Identifying Range-Bound Markets

The first step in gamma scalping a range-bound market is to identify a suitable trading opportunity. There are a number of technical indicators that you can use to do this, including:

  • Bollinger Bands: Bollinger Bands are a volatility indicator that consists of a moving average and two standard deviation bands. When the bands are narrow, it suggests that the market is in a low-volatility, range-bound environment.
  • Average True Range (ATR): The ATR is a measure of market volatility. A low ATR indicates that the market is not moving much and is likely to be in a range.

The Strategy

Once you have identified a range-bound market, the next step is to implement the gamma scalping strategy.

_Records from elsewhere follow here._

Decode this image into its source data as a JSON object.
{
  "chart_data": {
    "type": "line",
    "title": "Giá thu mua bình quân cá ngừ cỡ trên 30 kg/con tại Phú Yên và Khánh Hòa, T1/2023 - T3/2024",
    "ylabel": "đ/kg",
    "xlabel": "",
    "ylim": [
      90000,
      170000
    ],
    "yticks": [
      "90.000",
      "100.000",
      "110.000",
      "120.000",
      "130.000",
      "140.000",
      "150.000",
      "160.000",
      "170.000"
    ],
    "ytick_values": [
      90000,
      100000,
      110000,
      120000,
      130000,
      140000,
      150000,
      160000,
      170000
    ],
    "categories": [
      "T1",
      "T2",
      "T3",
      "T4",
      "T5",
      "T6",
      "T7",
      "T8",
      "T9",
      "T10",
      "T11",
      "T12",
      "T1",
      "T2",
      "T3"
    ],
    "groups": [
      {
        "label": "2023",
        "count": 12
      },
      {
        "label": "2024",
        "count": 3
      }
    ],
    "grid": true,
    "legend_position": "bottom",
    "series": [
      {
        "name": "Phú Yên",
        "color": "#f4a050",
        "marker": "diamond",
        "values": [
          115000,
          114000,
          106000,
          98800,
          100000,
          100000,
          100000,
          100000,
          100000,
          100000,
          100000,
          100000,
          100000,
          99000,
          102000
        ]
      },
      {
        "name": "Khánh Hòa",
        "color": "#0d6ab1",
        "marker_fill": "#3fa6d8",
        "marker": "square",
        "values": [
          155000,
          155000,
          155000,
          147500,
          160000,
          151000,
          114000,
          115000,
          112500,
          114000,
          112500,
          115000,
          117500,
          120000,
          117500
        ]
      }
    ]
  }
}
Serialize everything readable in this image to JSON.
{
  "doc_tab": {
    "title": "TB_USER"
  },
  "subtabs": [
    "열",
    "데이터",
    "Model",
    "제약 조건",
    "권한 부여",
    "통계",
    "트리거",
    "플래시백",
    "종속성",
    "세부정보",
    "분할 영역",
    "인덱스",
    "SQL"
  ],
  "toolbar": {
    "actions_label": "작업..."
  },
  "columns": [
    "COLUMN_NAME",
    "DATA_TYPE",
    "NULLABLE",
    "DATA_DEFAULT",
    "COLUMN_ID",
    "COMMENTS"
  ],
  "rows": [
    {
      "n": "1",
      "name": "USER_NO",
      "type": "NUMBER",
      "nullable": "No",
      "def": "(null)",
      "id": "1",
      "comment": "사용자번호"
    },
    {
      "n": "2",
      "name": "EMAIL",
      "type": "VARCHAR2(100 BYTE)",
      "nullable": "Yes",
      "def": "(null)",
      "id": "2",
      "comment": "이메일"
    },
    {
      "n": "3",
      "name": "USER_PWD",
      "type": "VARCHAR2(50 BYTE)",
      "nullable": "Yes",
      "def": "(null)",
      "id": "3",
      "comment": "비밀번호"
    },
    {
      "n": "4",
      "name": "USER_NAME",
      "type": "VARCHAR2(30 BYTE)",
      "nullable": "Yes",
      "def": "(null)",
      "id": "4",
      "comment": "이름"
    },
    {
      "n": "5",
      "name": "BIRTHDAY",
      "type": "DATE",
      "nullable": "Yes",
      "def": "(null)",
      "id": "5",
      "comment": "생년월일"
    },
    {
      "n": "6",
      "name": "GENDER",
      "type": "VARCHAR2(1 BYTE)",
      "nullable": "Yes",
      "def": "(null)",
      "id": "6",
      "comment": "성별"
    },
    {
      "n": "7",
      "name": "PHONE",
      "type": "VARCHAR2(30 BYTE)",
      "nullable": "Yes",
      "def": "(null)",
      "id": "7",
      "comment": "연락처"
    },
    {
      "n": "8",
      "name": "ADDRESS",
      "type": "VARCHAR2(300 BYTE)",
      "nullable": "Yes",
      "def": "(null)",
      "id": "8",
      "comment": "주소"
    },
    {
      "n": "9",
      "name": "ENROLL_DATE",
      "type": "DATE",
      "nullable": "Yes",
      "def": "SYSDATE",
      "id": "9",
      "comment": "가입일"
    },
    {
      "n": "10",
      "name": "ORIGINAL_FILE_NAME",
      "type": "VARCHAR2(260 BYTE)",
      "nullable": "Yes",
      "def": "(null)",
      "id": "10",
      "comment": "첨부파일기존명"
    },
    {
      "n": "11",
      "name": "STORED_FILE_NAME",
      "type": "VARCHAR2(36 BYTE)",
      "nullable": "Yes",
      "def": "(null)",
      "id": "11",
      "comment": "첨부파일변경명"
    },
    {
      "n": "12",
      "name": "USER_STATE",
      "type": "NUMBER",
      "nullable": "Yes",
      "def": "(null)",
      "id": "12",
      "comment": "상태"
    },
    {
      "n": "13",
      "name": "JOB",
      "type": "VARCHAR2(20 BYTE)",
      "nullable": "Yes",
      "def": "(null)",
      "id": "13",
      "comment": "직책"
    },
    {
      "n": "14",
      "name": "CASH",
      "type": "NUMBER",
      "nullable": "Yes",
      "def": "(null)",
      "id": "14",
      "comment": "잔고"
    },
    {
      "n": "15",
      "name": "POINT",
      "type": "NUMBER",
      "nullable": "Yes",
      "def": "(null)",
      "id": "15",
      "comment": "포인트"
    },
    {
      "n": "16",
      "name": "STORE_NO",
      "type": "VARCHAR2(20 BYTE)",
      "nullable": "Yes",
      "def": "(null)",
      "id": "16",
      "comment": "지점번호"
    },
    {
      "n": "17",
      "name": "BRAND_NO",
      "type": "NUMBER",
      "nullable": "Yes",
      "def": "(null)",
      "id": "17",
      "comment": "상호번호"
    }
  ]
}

This involves the following steps:

  1. Establish a delta-neutral position: This can be done by buying a straddle or a strangle, and then hedging the delta by buying or selling the underlying asset.
  2. Scalp the gamma: As the price of the underlying asset fluctuates within the range, you will need to continuously adjust your position to maintain a delta-neutral stance. This is done by buying at the bottom of the range and selling at the top of the range.

An Example

Let's say stock XYZ is trading in a range between $98 and $102. You could establish a delta-neutral position by buying a one-week straddle with a strike price of $100. As the price of XYZ moves towards $102, you would sell shares to maintain a delta-neutral position. As the price moves towards $98, you would buy shares.

Profit and Loss

The profit and loss of a gamma scalping strategy in a range-bound market is determined by the width of the range and the number of times you are able to scalp the gamma.

P&L Formula:

P&L = (Width of Range * Number of Scalps) - Theta Decay

Range-Bound Market Gamma Scalping

Market ConditionStrategyRationale
Range-BoundGamma ScalpProfit from small price fluctuations.
TrendingAvoid Gamma ScalpingStrategy is not designed for trending markets.